Don't get it twisted, my brothas. I am very aware that sometimes the very best foolywangers can be a she, too. One chick who shoulda took a “Walk Away from Love….David Ruffin” is my girl. That broad broke her man’s arm after he slapped her in a fight over the remote control. I had to talk him out of pressing all types of charges until I got her over to her mama’s house, all the while trying to stop her from breaking his OTHER arm in the ambulance. WHEW!! Talk about needing a shot of Hen-Dog and two puffs off a Newport. The poor EMT was scared to death!! I was like, “Who the fuk trained you to put BOTH domesticators in the same gaddayum truck?
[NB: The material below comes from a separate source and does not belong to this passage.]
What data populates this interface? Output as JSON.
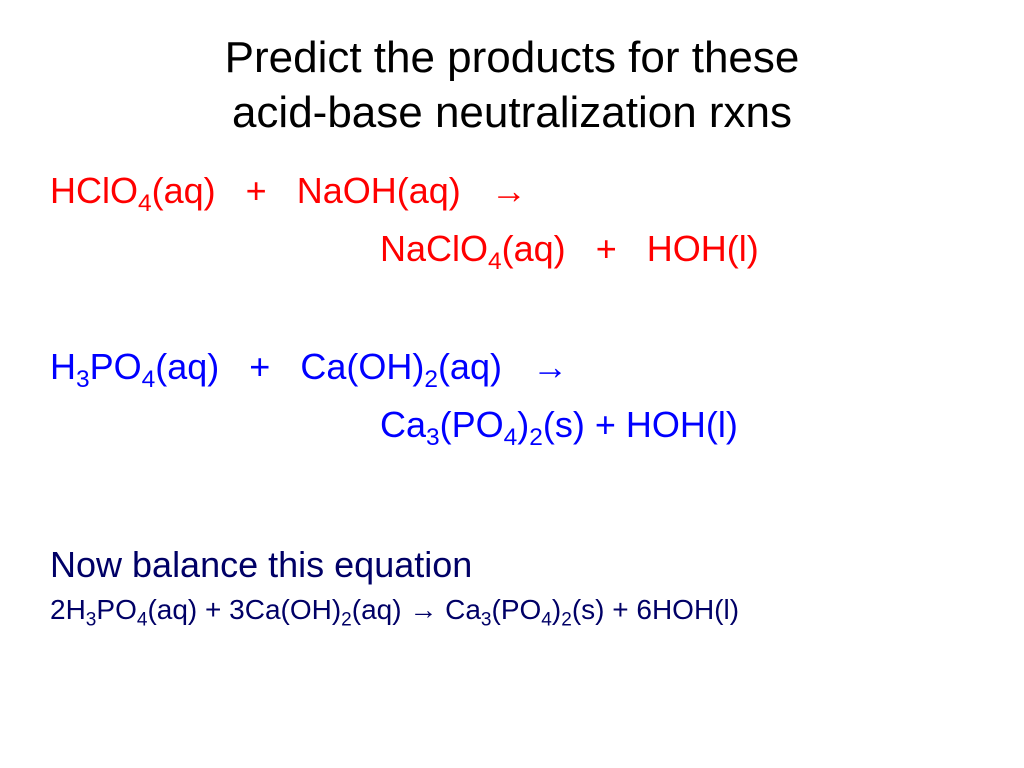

Have you lost yo rabbit ass mind?! You bout to get us both killed with all this domestics abuse!!

Ok, I know, I know… Papi’s aversion to BS is coming out…my pressha done jumped sky high AGAIN….I got all off the Engine, Engine Number 9 track. This was supposed to be a BAU (Busta Alert Update) and it done turned into a PSA (Public Service Announcement). Sorry bout dat! But, hey, we all gotta preach some time. Spread the word, not the scourge.

That’s it, Kiddies. Class is dismissed. No questions to answer this time. But, you take this home and work with what I’m saying to you. Life is too short to be stumbling thru it with a dumb motha fuka!! When you meet shim and shim ain’t what you want, ask yourself “Can I Change My Mind…Old Skool, Tyrone Davis" Our new fly ass Prezzie, who just painted the White House BLACK (RIP MC Breed), said "YES YOU CAN!!" And, I say, "YOU DAYUM RIGHT!" My party people in da house, always remember, when you put the bottle down and Aretha closes the hat check down again with that foolish ass hat on, you deserve the best and all that it brings. You are “Outstanding”….My Name is Charlie Last Name Wilson and the Gap Band” Hello!! Talk to me now!

Until the next “You told Harpo to Beat Me” story…........

1 Love, 2 fingers and 3 Kisses, MUAH!